Tom schaltete sein Handy aus und stöhnte, als er sich herumrollte. Es war erst acht, und gerade war die dritte SMS von Angie eingegangen. Er war selbst schuld – er hätte ihr am vergangenen Abend einfach sagen sollen, dass er es sich wegen ihrer Verabredung anders überlegt hätte. Stattdessen hatte er, nachdem er Isobels Stück gelauscht hatte, seine frühere SMS über die Autopanne ausgeschmückt. Er hatte behauptet, der Akku hätte schlappgemacht, als er in der örtlichen Garage anrief, und er hätte warten müssen, bis er nach Hause abgeschleppt wurde. Er hatte sogar vorschlagen, sie solle sich bei ihm melden, damit sie eine neue Verabredung arrangieren könnten. Allerdings hatte er nicht wirklich damit gerechnet, sondern erwartet, dass er nie wieder von ihr hören würde. Er verfasste eine weitere entschuldigende Antwort, aber diesmal machte er klar, dass es sich zwischen ihnen erledigt hätte. Hat nichts mit dir zu tun, liegt allein an mir. Rasch schickte er die Nachricht ab, bevor er es sich anders überlegen konnte. Schließlich starrte er auf sein Handy und biss sich auf die Unterlippe, während sein Finger über der Schaltfläche der Tinder-App schwebte. Er tippte auf Löschen. Das konnte er einfach nicht mehr tun.

Seinen Weckruf hatte er vor einigen Wochen erhalten. Ein Auftritt mit der Band hatte mit einem nächtlichen Trinkgelage geendet. Am nächsten Morgen war er neben einer jungen Frau aufgewacht, an deren Namen er sich nicht erinnern konnte – falls er ihn überhaupt erfahren hatte. Tom wäre der Erste gewesen, der bereitwillig zugegeben hätte, dass seine moralische Einstellung von außen betrachtet fragwürdig war, aber das war sogar für ihn ein Tiefpunkt gewesen. Das Dumme war nur: Es war verlockend einfach. Tom sah gut aus, und dass er in einer Band spielte, schien ihn irgendwie noch begehrenswerter zu machen. Eine Reihe oberflächlicher Beziehungen und One-Night-Stands waren das perfekte Pflaster für seine innere Verletzung. Deshalb hatte er die Rolle des attraktiven Schürzenjägers gespielt, solange er konnte. Sogar auf Joy’s Acre, unter Freunden, machte er mit diesem Versteckspiel weiter.

Dabei hatte er bereits beschlossen, sich am Riemen zu reißen. Und am vergangenen Abend hatte etwas an der Musik, die er gehört hatte, diese Empfindung verstärkt. Der Moment war zu schön gewesen, um ihn von etwas beeinträchtigen zu lassen, das höchstwahrscheinlich bloß ein weiterer One-Night-Stand geworden wäre. Isobel hatte nicht einmal gewusst, dass er ihr zuhörte, und dadurch war ihre Musik noch ergreifender geworden. Sie hatte nur deshalb gespielt, weil sie es konnte – aus schierer Freude an der Musik, an dem Gefühl, eins mit dem Instrument zu sein, und dem Wissen, dass sie pure Magie aus vier über einen Holzkorpus gespannten Saiten erschaffen konnte. Tom wusste, was es hieß, zu spielen. Allerdings war er selbst nie in der Lage gewesen, richtig zu spielen – nicht so wie Isobel. Und aus irgendeinem Grund hatte ihn das zutiefst berührt.

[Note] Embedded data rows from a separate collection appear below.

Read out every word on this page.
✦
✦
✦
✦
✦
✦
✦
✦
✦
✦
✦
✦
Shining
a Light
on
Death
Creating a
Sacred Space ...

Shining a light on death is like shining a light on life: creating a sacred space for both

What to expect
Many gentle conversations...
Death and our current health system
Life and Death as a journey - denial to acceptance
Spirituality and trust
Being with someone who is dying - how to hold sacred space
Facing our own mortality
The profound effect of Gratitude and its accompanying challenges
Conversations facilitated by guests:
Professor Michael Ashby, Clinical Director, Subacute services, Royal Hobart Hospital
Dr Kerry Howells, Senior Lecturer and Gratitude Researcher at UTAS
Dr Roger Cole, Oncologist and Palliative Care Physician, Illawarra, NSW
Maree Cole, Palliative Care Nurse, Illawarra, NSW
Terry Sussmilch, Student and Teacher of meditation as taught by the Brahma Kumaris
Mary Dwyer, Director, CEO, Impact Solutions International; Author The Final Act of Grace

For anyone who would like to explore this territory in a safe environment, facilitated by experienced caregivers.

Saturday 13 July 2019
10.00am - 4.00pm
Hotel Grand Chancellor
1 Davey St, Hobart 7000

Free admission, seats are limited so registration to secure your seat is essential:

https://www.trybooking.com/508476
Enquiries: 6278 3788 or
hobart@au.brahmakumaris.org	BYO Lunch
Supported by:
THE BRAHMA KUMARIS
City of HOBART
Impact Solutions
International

Mit einem zusammengekniffenen Auge linste er auf die Uhr und stöhnte erneut. Zeit zum Aufstehen. Er würde wieder zu spät kommen, wenn er nicht einen Zahn zulegte. Ein missbilligender Laut rutschte ihm heraus, als sein Blick auf einen Zettel fiel, der neben dem Bett lag. Es handelte sich um eine Angebotsanfrage für ein neues Dach. Eigentlich hatte er sich schon am Vortag bei dem potenziellen Kunden melden wollen, hatte es aber, als er nach Hause gekommen war, völlig vergessen. Tom nahm den Zettel mit nach unten und legte ihn neben den Kessel, während er nach einem sauberen Becher suchte. Er fand einen, der nicht allzu schlimm aussah, spülte ihn sicherheitshalber heiß ab, schaufelte zwei Löffel Kaffee hinein und wartete, bis das Wasser kochte.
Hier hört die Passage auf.